Chances are you have fewer friends than most of your friends have. It might seem strange, but it's true for almost all of us. The phenomenon is called the "friendship paradox", and it's a mathematical pattern that underlies many of life's little annoyances.
Photo by Michael Sen Gallagher
Steven Strogatz at the New York Times explains that our perception is skewed by weighted averages, counting not just the number being averaged, but also the relative importance of each number. For example, for two classes, one with 90 students in it and the other with 10, the average class size should be 50, because (90 + 10)/2 = 50. However, most students (90 out of 100) would think the average class size is larger than 50 because many more of them experience the 90-student class.
This is the same phenomenon at work when you go to the gym and feel everyone else is more fit than you are (the gym skews towards gym rats) or when you think public places seem to be more crowded than the average would suggest.

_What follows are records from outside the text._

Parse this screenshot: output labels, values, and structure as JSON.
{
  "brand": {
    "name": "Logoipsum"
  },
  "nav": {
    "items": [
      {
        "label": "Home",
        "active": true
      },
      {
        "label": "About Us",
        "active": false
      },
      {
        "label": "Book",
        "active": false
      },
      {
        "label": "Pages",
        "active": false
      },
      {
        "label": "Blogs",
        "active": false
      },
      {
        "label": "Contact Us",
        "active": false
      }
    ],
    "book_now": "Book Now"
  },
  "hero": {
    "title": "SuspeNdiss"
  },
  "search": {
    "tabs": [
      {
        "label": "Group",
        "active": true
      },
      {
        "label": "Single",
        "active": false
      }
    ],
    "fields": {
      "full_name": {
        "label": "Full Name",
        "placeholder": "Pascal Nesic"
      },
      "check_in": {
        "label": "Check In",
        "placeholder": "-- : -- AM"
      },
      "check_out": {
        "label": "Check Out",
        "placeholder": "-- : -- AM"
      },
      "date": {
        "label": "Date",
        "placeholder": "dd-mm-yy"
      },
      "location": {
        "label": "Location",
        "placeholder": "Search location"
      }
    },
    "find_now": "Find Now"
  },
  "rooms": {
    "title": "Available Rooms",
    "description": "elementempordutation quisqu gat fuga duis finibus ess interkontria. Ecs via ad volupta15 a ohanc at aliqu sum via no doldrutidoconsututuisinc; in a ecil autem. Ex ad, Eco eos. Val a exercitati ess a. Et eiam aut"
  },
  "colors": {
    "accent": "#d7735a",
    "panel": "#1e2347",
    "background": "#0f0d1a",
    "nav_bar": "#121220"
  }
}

When it comes to friendship and social networks, popular friends "contribute disproportionately to the average, since besides [having more friends], they're named as friends more frequently". Strogatz cites a recent study that examined 721 million Facebook users and found that a user's friend count was less than the average friend count of his/her friends 93 per cent of the time. The theory is that the average number of "friends of friends" will always be greater than the average number of friends of individuals, because the more popular people are counted more than once.
So don't worry if it seems like your friends are more popular than you are. We're all in the same boat.